Hamburg. Abendblatt-Umfrage unter den Flughäfen: wann geflogen werden darf, Gebühren für Airlines und wie viel sie für verspätete Jets zahlen.

Der Flughafen Fuhlsbüttel liefert derzeit viel Gesprächsstoff. Die Zahl der zwischen 23 und 24 Uhr startenden und landenden Flugzeuge ist zwischen Mai und Juli um 60 Prozent auf 323 gestiegen, obwohl Hamburg Airport Ende April mit einer Pünktlichkeitsoffensive diesen Zustand eigentlich verbessern wollte.
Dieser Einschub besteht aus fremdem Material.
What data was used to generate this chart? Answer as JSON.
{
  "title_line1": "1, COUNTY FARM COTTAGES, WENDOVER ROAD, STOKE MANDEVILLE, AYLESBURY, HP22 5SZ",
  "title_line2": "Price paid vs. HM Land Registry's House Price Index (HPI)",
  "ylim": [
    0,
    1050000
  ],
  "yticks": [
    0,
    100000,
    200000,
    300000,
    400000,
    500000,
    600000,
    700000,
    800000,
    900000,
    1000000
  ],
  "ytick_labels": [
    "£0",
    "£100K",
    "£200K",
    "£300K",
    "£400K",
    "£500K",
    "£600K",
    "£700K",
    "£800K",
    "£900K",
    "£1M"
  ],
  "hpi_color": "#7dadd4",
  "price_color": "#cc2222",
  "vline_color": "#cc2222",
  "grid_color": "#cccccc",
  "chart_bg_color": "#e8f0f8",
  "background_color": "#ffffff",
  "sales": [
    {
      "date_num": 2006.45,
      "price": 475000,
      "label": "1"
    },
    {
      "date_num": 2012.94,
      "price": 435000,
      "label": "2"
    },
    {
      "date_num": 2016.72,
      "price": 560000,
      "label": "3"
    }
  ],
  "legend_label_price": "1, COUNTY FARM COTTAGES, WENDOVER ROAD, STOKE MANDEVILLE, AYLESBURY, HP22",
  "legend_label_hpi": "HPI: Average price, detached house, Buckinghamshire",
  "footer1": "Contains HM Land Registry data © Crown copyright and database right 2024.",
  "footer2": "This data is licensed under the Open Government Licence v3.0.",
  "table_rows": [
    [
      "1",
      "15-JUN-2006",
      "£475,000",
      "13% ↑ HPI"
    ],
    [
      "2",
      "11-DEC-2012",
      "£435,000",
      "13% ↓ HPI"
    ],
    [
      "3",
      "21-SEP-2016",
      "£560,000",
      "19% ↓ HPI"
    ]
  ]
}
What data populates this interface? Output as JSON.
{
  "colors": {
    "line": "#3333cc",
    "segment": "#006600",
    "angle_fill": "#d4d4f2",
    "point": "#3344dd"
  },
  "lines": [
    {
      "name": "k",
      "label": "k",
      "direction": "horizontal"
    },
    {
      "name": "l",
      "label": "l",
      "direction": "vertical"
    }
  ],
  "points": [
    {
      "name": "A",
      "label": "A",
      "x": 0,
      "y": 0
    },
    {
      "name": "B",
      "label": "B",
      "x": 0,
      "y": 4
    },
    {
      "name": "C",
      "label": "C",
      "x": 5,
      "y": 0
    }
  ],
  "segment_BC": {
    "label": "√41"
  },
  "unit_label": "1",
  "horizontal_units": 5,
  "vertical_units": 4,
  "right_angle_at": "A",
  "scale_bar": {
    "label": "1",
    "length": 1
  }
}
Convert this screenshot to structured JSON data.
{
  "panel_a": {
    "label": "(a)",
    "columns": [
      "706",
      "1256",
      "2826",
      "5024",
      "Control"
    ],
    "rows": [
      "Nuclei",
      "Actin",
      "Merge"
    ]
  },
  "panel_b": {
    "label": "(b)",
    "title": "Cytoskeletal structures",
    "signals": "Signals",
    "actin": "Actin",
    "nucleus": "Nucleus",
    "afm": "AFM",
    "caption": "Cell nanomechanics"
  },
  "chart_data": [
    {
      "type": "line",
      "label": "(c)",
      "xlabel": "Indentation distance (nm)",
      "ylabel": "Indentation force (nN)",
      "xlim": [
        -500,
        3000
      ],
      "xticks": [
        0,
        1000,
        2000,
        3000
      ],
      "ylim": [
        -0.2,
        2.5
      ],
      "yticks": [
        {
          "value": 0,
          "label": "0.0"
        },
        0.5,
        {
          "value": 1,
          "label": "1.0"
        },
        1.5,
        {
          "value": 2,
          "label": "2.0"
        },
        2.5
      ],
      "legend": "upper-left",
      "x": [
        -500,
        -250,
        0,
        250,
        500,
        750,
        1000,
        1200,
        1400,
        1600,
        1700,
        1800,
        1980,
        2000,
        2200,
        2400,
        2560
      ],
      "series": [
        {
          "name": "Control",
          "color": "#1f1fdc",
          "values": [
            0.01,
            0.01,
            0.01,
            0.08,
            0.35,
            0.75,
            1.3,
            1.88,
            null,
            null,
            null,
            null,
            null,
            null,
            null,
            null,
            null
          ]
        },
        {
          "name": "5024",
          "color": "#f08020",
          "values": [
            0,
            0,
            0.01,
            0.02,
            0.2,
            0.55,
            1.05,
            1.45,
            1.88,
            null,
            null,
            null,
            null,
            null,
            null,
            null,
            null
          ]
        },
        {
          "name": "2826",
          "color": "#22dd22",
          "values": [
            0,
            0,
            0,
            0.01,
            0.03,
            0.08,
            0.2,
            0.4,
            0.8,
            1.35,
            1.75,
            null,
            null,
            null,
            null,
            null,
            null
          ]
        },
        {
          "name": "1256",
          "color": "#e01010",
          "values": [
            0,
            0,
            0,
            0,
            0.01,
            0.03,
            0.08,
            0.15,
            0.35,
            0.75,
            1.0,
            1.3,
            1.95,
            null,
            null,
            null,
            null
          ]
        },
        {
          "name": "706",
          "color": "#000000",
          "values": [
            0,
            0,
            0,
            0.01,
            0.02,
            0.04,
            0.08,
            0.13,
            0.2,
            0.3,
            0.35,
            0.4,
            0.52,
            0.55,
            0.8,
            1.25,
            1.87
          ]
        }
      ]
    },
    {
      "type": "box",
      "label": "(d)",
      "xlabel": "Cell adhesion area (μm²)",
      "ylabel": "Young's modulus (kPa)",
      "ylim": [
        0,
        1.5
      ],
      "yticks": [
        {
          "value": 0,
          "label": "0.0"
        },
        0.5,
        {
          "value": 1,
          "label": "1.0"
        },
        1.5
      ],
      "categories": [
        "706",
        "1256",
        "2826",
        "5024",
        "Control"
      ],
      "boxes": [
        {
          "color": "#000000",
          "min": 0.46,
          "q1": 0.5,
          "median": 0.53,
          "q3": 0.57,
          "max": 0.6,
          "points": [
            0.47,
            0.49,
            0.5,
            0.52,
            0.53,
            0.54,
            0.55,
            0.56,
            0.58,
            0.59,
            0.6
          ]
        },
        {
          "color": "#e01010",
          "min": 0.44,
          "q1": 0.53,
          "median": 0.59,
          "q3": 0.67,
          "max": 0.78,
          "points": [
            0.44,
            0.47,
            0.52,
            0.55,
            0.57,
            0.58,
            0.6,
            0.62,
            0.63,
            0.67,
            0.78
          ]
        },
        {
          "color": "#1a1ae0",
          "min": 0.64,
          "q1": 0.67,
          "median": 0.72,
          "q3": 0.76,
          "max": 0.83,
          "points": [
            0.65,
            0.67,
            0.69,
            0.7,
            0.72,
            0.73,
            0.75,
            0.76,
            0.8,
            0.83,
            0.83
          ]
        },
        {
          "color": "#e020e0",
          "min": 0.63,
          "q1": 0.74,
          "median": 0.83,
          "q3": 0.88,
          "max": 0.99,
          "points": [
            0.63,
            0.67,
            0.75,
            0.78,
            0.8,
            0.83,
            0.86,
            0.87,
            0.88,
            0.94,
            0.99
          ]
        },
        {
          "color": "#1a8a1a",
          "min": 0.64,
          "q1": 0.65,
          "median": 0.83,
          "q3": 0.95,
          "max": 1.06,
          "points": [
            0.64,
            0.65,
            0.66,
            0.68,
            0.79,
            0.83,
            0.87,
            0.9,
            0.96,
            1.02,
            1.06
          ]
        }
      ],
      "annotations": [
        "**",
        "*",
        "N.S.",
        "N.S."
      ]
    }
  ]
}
Die Zahl der Beschwerden von Bürgern kletterte drastisch. Im Abendblatt-Interview brachten Wirtschaftssenator Frank Horch (parteilos) und der schleswig-holsteinische Minister Reinhard Meyer (SPD) eine Erhöhung der Entgelte für verspätete Maschinen ins Gespräch. Anwohnern der Einflugschneisen reicht das nicht. Sie fordern eine Nachtruhe von 22 bis 6 Uhr.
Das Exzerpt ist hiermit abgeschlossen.